Our study is not without limitations. Firstly, our data was obtained from a limited period and may be insufficient for studying chronic drug exposures and adverse events. The data was from only one hospital, which could skew the findings depending on the usage preferences of OAC in that hospital. It is precisely for this reason that a formal controlled analysis was not undertaken to avoid a potentially biased comparative assessment of the agents, opting instead to perform an illustrative analysis only. To fully leverage the potential benefits of a CDM and provide a more accurate overview of patient journeys, EMR data from more healthcare institutions could be included into future analyses. The application of propensity score matching prior to generating the weighted bar charts could equalize the cohorts and their risk factors to render comparable charts, but this was not viable given that there were few patients at the outset. INR was used as a surrogate measure for duration of drug exposure to warfarin. This is a blunt method to correlate drug exposure as it assumes the presence of the INR test as an indication of the patient taking warfarin. Additionally, the data sources could only capture INR tests performed in public healthcare institutions contributing to the EMR database. Point-of-care testing of INR at satellite care sites or at patients’ homes were not included and hence the frequency of testing may be under-represented.
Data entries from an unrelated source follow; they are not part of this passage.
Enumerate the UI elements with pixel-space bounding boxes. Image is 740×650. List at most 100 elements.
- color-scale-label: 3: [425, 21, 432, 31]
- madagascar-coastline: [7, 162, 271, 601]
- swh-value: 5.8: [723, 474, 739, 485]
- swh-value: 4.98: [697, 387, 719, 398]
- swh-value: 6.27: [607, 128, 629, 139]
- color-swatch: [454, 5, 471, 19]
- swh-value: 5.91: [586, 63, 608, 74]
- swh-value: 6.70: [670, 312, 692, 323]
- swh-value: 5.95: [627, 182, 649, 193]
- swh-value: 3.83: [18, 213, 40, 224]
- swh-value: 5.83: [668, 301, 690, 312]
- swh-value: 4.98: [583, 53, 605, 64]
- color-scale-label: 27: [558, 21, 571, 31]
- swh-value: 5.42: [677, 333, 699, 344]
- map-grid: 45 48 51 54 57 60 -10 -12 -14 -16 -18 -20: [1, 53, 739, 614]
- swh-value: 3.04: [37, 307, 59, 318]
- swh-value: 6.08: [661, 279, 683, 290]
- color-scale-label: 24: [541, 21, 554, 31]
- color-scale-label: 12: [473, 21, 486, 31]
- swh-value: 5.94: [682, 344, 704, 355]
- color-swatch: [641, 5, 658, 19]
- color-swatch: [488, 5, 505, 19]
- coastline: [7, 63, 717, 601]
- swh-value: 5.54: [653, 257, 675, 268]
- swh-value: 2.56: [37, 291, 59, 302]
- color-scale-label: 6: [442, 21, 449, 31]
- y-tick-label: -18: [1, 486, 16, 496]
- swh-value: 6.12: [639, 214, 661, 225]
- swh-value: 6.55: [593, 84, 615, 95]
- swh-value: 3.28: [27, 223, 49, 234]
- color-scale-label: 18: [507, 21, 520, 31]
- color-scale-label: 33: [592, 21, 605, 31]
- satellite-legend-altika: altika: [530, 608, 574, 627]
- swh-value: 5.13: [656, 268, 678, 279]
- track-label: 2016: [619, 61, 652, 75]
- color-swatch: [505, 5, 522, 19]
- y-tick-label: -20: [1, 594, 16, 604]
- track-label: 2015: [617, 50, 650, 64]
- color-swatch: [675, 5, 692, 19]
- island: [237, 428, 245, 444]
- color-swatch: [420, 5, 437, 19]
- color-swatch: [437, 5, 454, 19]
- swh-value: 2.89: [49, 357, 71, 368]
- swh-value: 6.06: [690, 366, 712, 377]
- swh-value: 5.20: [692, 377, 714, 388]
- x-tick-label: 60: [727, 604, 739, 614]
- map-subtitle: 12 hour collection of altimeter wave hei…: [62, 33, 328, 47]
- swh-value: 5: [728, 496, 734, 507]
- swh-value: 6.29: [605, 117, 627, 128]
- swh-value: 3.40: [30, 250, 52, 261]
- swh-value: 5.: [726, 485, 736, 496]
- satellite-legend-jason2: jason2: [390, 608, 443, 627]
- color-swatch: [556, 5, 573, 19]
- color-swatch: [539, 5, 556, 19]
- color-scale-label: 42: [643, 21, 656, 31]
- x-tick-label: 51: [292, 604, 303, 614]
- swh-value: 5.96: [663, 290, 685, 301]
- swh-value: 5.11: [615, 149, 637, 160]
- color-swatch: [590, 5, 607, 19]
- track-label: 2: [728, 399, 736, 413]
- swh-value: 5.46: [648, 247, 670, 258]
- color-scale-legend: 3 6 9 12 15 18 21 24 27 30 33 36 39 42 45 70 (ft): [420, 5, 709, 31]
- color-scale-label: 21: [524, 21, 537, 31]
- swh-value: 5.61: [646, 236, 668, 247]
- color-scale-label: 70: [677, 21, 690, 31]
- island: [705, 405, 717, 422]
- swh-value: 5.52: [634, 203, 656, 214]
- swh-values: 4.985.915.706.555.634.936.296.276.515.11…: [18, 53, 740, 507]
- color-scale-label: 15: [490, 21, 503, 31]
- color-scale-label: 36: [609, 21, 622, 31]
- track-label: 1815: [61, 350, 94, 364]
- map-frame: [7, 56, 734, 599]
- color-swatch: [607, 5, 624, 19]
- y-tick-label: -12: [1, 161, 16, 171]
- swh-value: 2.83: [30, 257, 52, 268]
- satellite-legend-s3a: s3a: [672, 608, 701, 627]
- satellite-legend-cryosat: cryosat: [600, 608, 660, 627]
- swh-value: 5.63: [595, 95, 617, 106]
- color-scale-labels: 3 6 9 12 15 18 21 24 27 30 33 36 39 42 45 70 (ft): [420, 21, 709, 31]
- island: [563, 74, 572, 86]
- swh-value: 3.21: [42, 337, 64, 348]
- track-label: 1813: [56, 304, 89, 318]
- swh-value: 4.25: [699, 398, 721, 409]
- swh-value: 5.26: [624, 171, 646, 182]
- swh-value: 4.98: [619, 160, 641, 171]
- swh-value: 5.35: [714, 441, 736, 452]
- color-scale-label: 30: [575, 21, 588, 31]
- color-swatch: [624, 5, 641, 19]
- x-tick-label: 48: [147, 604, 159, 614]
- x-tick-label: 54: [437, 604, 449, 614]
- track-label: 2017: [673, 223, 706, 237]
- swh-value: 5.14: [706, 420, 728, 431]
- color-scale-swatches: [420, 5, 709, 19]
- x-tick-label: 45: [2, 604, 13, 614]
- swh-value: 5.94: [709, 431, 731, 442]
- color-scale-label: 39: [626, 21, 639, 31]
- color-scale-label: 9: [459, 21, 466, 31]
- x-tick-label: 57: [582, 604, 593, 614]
Furthermore, in comparison, DOACs do not have a similar indirect measure to rely upon.
Nonetheless, the primary purpose of our study was to evaluate the potential value of adopting a CDM. While our proposed bar chart does not account for other confounding factors that may influence haemorrhagic and thromboembolic event rates observed, it provides an overview of the relative utilisation and adverse event incidence in a specified population of interest– an important first step to identifying insights that warrant more rigorous observational studies it. Within the OHDSI community, similar tools such as the Cohort Characterisation tool in ATLAS have been developed, which allows for viewing of incidence rates of selected events in cohorts of interest. Our stacked bar chart is a quick visual that allows for similar comparison of incidence rates, albeit across users of different drug types. The sharing of code written for the same CDM format could also enable other researchers to conduct the same analysis on their own databases.